1.
Faz hoje uma semana que morreu Joana Marques Vidal.
Recebi a notícia com enorme surpresa, desconhecia que estava doente. Trocara mensagens com José, seu pai e meu amigo, combinámos almoçar o nosso bacalhau com todos em Algés e nada lhe perguntei sobre Joana e ele nada me disse.
Conhecia mal a ex-Procuradora-Geral da República.
Jantara com ela em Leiria há cerca de um ano, com ela e com a vice-presidente da Câmara de Leiria, Anabela Graça. Falámos aí longamente sobre educação e contou-me de algumas “brincadeiras” que lhe tinham feito nos últimos anos, a ela e ao seu irmão procurador, coisas sem importância, mas que podiam passar se não estivessem atentos – almoços que apareciam pagos, vinhos que surgiam na mesa, viagens de férias que tiveram de cancelar por perceberem que alguém as pagara.

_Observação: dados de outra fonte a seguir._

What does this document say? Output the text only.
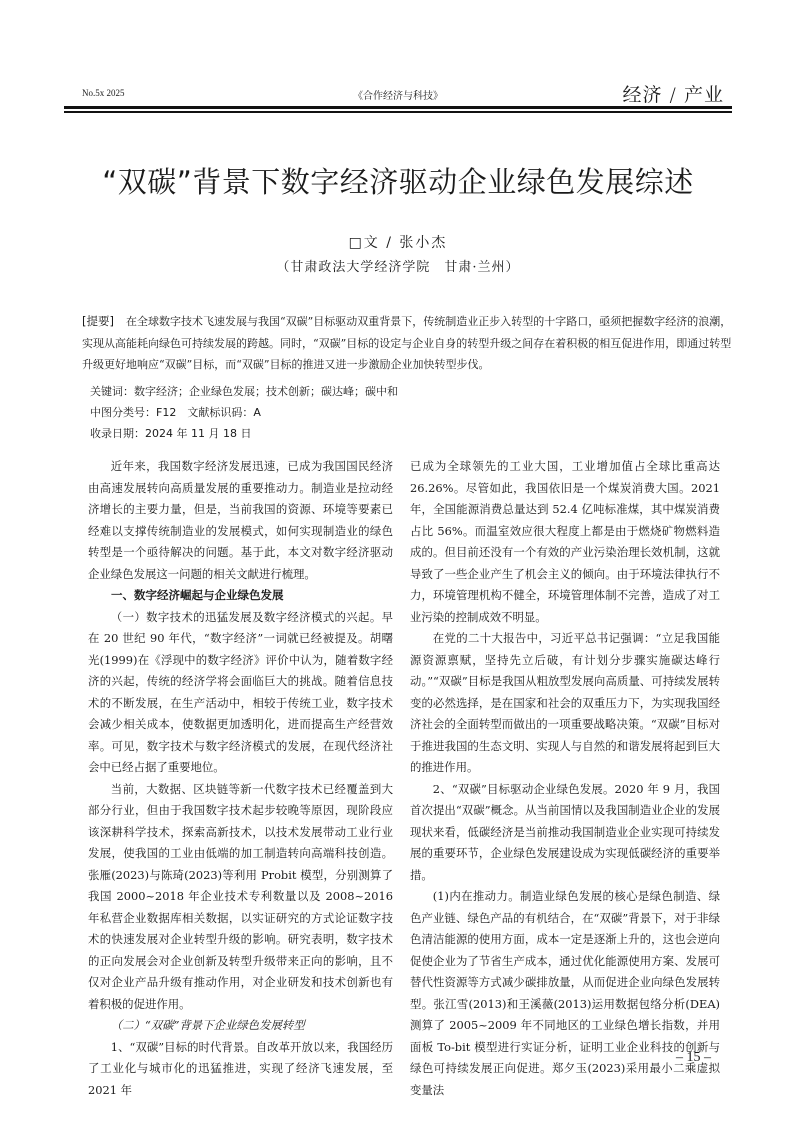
No.5x 2025	《合作经济与科技》	经济 / 产业
“双碳”背景下数字经济驱动企业绿色发展综述
□文 / 张小杰
（甘肃政法大学经济学院　甘肃·兰州）
[提要] 在全球数字技术飞速发展与我国“双碳”目标驱动双重背景下，传统制造业正步入转型的十字路口，亟须把握数字经济的浪潮，实现从高能耗向绿色可持续发展的跨越。同时，“双碳”目标的设定与企业自身的转型升级之间存在着积极的相互促进作用，即通过转型升级更好地响应“双碳”目标，而“双碳”目标的推进又进一步激励企业加快转型步伐。
关键词：数字经济；企业绿色发展；技术创新；碳达峰；碳中和
中图分类号：F12　文献标识码：A
收录日期：2024 年 11 月 18 日

近年来，我国数字经济发展迅速，已成为我国国民经济由高速发展转向高质量发展的重要推动力。制造业是拉动经济增长的主要力量，但是，当前我国的资源、环境等要素已经难以支撑传统制造业的发展模式，如何实现制造业的绿色转型是一个亟待解决的问题。基于此，本文对数字经济驱动企业绿色发展这一问题的相关文献进行梳理。

一、数字经济崛起与企业绿色发展

（一）数字技术的迅猛发展及数字经济模式的兴起。早在 20 世纪 90 年代，“数字经济”一词就已经被提及。胡曙光(1999)在《浮现中的数字经济》评价中认为，随着数字经济的兴起，传统的经济学将会面临巨大的挑战。随着信息技术的不断发展，在生产活动中，相较于传统工业，数字技术会减少相关成本，使数据更加透明化，进而提高生产经营效率。可见，数字技术与数字经济模式的发展，在现代经济社会中已经占据了重要地位。

当前，大数据、区块链等新一代数字技术已经覆盖到大部分行业，但由于我国数字技术起步较晚等原因，现阶段应该深耕科学技术，探索高新技术，以技术发展带动工业行业发展，使我国的工业由低端的加工制造转向高端科技创造。张雁(2023)与陈琦(2023)等利用 Probit 模型，分别测算了我国 2000~2018 年企业技术专利数量以及 2008~2016 年私营企业数据库相关数据，以实证研究的方式论证数字技术的快速发展对企业转型升级的影响。研究表明，数字技术的正向发展会对企业创新及转型升级带来正向的影响，且不仅对企业产品升级有推动作用，对企业研发和技术创新也有着积极的促进作用。

（二）“双碳”背景下企业绿色发展转型

1、“双碳”目标的时代背景。自改革开放以来，我国经历了工业化与城市化的迅猛推进，实现了经济飞速发展，至 2021 年

已成为全球领先的工业大国，工业增加值占全球比重高达 26.26%。尽管如此，我国依旧是一个煤炭消费大国。2021 年，全国能源消费总量达到 52.4 亿吨标准煤，其中煤炭消费占比 56%。而温室效应很大程度上都是由于燃烧矿物燃料造成的。但目前还没有一个有效的产业污染治理长效机制，这就导致了一些企业产生了机会主义的倾向。由于环境法律执行不力，环境管理机构不健全，环境管理体制不完善，造成了对工业污染的控制成效不明显。

在党的二十大报告中，习近平总书记强调：“立足我国能源资源禀赋，坚持先立后破，有计划分步骤实施碳达峰行动。”“双碳”目标是我国从粗放型发展向高质量、可持续发展转变的必然选择，是在国家和社会的双重压力下，为实现我国经济社会的全面转型而做出的一项重要战略决策。“双碳”目标对于推进我国的生态文明、实现人与自然的和谐发展将起到巨大的推进作用。

2、“双碳”目标驱动企业绿色发展。2020 年 9 月，我国首次提出“双碳”概念。从当前国情以及我国制造业企业的发展现状来看，低碳经济是当前推动我国制造业企业实现可持续发展的重要环节，企业绿色发展建设成为实现低碳经济的重要举措。

(1)内在推动力。制造业绿色发展的核心是绿色制造、绿色产业链、绿色产品的有机结合，在“双碳”背景下，对于非绿色清洁能源的使用方面，成本一定是逐渐上升的，这也会逆向促使企业为了节省生产成本，通过优化能源使用方案、发展可替代性资源等方式减少碳排放量，从而促进企业向绿色发展转型。张江雪(2013)和王溪薇(2013)运用数据包络分析(DEA)测算了 2005~2009 年不同地区的工业绿色增长指数，并用面板 To-bit 模型进行实证分析，证明工业企业科技的创新与绿色可持续发展正向促进。郑夕玉(2023)采用最小二乘虚拟变量法

– 15 –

Perguntei-lhe se estas coisas se faziam assim.
E ela, de um sorriso que nunca partilhou com a opinião pública, a responder que sim, que estas e outras coisas são feitas para testar, começa-se pelo que não tem importância, coisas que até parecem bem-intencionadas para depois a fatura chegar se as pessoas tiverem o deslize de deixar passar a “gentileza”.
2.
Encontrei-a pela última vez perto de Coimbra, num espetáculo na Mealhada.
Demos um abraço e combinámos um encontro em Águeda.
Quero falar-te de Joana Marques Vidal.
A pessoa mais incorruptível que conheci.
Uma mulher forte e que inaugurou um capítulo importante na relação da justiça com os poderosos, foi a partir dela que o país intuiu que talvez os poderosos tivessem deixado de estar protegidos pela justiça.
3.
Quero falar-te de Joana Marques Vidal para te dizer o que provavelmente não sabes.
Na sua cabeça era claro, e na de todos os membros da família, que era profundamente de esquerda.
Uma esquerda que definia como o combate pela igualdade, o combate contra a discriminação, o combate pelo fim do tratamento discriminatório em relação às mulheres, o combate pela proteção dos elos mais frágeis, das crianças vítimas de violência doméstica, dos órfãos.
A Joana sofria por ver alguém prejudicado por ser malnascido.
Não era complacente com os que se aproveitavam do poder que tinham, mas comovia-se com a pobreza, com as pessoas simples, com a bondade.
4.
Era democrática.
Acreditava na liberdade.
Detestava o populismo.
Era uma solitária rodeada de gente.
Uma solitária que vivia para o trabalho e para a família – os pais, os irmãos de várias idades, os colegas magistrados, os livros, as tertúlias com amigos, os fins-de-semana em Pedaçães.
Já passou uma semana.
A Joana partiu e eu não sabia sequer que ela já estava em viagem.